Analysts Cut Fourth-Quarter Box Office Estimates
NEW YORK - The box office is down 6.0 percent so far in the fourth quarter, and "it will be difficult for the remaining few weeks to make up for the slow start to the quarter," Barclays Capital analyst Anthony DiClemente said in a report Friday. He became the latest Wall Street observer to cut his box office expectations for the final quarter of the year.
Even though 30 percent of the fourth quarter's grosses are typically generated in the final three weeks of the year, he said he is now looking for a "flattish" box office quarter, down from the 7 percent-8 percent gain that he had previously forecast.
As a result, he also reduced his fourth-quarter financial estimates for movie theater groups Regal Entertainment Group and Cinemark.
"The film slate looks strong in the last two weeks of the year, and we are most excited for Sherlock Holmes 2, Mission Impossible 4 and The Girl with the Dragon Tattoo," DiClemente said. "However, the slate appears somewhat crowded, which could limit the collective box office potential of these films in the fourth quarter.

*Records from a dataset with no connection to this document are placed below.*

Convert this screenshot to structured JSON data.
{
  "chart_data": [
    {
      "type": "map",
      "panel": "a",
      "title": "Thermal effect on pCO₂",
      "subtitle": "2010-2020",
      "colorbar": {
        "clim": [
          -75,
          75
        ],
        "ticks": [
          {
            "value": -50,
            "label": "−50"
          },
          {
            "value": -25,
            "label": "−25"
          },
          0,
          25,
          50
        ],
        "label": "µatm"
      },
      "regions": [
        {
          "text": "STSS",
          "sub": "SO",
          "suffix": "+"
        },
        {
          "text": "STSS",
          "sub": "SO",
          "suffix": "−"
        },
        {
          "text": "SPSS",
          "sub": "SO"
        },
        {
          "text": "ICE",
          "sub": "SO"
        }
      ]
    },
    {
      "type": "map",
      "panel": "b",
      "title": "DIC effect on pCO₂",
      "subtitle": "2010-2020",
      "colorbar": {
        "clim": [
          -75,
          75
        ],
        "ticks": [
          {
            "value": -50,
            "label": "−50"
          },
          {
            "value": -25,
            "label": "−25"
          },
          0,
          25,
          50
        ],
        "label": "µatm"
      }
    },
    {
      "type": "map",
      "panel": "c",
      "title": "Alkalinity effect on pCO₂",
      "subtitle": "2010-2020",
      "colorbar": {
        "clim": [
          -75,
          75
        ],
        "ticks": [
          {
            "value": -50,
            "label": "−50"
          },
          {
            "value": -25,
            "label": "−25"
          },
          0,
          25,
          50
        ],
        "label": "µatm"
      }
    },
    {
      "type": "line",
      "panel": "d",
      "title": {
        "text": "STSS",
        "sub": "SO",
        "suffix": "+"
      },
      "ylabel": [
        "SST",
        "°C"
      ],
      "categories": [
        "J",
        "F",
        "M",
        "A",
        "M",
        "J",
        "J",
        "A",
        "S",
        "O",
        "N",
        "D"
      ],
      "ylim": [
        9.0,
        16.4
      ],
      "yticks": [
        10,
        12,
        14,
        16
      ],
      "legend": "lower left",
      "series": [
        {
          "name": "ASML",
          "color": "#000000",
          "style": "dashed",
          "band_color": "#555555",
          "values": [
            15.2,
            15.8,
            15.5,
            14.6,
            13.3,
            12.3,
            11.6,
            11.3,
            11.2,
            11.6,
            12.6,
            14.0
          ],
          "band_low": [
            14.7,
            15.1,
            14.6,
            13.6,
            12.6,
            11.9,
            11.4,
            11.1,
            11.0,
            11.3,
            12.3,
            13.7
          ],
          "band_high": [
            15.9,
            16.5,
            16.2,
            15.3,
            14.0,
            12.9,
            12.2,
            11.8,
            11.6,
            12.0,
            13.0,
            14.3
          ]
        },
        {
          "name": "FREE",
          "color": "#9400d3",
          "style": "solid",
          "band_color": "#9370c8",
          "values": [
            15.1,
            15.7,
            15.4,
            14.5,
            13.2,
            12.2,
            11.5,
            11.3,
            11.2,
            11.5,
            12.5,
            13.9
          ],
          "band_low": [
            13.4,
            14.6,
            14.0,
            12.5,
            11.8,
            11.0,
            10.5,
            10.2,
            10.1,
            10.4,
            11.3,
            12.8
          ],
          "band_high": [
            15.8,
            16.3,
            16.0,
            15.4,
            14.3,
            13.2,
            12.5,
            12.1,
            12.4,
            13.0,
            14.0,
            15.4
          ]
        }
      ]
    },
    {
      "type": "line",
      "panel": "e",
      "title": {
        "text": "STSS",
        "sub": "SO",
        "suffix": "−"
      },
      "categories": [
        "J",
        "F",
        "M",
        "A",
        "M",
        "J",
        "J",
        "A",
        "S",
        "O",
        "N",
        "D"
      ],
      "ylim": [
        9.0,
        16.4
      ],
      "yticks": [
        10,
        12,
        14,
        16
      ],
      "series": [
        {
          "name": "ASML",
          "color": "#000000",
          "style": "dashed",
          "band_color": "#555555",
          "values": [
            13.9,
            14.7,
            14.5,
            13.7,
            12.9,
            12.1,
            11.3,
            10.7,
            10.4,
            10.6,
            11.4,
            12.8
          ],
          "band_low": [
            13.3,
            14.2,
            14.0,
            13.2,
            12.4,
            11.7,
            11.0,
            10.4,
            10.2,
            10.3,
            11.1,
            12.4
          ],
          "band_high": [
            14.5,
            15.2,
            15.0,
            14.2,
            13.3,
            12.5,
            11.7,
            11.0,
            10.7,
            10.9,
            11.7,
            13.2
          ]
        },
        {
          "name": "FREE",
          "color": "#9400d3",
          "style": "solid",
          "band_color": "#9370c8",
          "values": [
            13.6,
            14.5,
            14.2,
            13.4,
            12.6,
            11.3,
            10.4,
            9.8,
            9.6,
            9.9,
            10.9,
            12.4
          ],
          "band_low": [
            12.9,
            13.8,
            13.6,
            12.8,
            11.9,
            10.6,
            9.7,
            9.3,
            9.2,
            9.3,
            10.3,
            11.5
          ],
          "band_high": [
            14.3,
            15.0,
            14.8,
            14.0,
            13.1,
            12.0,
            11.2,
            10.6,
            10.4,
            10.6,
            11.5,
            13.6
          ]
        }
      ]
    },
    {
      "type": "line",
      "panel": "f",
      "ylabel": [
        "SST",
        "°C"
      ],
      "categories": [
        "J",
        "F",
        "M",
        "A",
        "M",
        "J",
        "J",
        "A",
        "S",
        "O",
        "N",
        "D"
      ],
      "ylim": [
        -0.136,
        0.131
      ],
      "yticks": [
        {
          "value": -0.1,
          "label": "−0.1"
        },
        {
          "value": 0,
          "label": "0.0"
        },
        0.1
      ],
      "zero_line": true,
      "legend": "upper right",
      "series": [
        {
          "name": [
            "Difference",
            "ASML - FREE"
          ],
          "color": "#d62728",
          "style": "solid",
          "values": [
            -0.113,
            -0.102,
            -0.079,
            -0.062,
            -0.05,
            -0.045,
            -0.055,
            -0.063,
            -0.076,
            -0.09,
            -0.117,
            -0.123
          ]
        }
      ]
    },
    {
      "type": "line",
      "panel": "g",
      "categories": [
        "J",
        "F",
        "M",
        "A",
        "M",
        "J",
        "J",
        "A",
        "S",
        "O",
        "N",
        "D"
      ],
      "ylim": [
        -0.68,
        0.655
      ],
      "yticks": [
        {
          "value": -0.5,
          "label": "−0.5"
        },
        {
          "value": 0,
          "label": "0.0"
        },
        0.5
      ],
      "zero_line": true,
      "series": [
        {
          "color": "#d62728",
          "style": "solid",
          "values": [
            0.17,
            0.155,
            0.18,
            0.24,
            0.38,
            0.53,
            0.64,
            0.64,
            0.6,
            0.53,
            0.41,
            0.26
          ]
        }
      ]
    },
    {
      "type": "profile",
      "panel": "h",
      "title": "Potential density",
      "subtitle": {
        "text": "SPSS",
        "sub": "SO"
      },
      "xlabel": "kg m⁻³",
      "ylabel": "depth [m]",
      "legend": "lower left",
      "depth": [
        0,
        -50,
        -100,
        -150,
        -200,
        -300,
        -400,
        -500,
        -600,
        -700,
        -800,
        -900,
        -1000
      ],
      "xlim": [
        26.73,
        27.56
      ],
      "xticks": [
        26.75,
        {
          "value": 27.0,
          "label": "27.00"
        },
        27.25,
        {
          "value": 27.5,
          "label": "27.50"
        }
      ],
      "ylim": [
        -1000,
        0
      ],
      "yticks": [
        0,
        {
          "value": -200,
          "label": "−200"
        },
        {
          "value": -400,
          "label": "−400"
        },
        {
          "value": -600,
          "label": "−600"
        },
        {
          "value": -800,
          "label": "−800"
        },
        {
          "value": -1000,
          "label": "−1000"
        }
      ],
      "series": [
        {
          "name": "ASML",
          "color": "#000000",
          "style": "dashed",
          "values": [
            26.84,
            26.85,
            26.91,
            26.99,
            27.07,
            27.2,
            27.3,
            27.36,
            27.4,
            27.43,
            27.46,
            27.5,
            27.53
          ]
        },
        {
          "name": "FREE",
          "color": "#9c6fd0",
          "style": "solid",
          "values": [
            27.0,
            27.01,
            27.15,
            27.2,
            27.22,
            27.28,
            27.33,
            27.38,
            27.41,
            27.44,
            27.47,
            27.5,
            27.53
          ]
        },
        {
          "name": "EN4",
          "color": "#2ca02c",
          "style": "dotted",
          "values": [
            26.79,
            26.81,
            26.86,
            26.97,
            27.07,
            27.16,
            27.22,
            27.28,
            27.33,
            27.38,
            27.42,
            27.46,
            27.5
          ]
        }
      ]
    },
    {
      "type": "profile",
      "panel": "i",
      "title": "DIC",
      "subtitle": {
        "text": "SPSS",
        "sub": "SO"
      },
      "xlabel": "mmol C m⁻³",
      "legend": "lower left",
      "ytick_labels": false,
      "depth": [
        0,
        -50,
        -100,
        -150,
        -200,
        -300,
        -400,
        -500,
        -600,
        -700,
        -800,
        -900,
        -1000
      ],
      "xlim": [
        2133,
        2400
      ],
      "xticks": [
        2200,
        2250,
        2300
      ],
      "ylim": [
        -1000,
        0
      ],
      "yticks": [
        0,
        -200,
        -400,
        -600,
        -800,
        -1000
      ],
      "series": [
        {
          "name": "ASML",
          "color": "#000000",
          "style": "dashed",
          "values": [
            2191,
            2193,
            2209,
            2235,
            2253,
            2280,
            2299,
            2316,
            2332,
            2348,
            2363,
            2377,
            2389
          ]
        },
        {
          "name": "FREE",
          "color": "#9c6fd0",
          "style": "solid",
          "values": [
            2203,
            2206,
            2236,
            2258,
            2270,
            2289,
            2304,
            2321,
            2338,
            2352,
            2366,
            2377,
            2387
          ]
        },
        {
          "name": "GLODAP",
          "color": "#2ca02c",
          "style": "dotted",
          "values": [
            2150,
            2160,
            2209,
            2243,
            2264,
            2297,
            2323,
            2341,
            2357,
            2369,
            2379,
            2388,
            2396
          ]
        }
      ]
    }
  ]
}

The silver lining here is that these films could have longer "legs" and there could be greater spillover into the first quarter."
Similarly, Wedbush Securities analyst Michael Pachter earlier in the week had reduced his outlook for the box office this quarter to about flat. "We think box office will be strong for the remainder of the quarter, driving overall box office to roughly flat year-over-year, but still lower than we had previously estimated, he said in adjusting his earnings estimates for Regal, Cinemark and Carmike Cinemas.
He rates Regal shares at neutral with a $14 price target, Cinemark, which he rates neutral with a $24 target, and Carmike at outperform with a $10 target.
And Lazard Capital Markets analyst Barton Crockett this week also lowered his quarterly forecast for the overall box office and Regal. "We had assumed 10 percent domestic box office growth for the industry in the fourth quarter," he wrote. "It’s now clear our estimate was too high." He moved to a forecast of a 1.6 percent improvement.
Late last week, Stifel, Nicolaus analyst Benjamin Mogil had lowered his quarterly expectations for the movie industry. "Our new estimate assumes that December's box office is up 8.6 percent over last year, but not enough to pull the quarter to break-even," he wrote.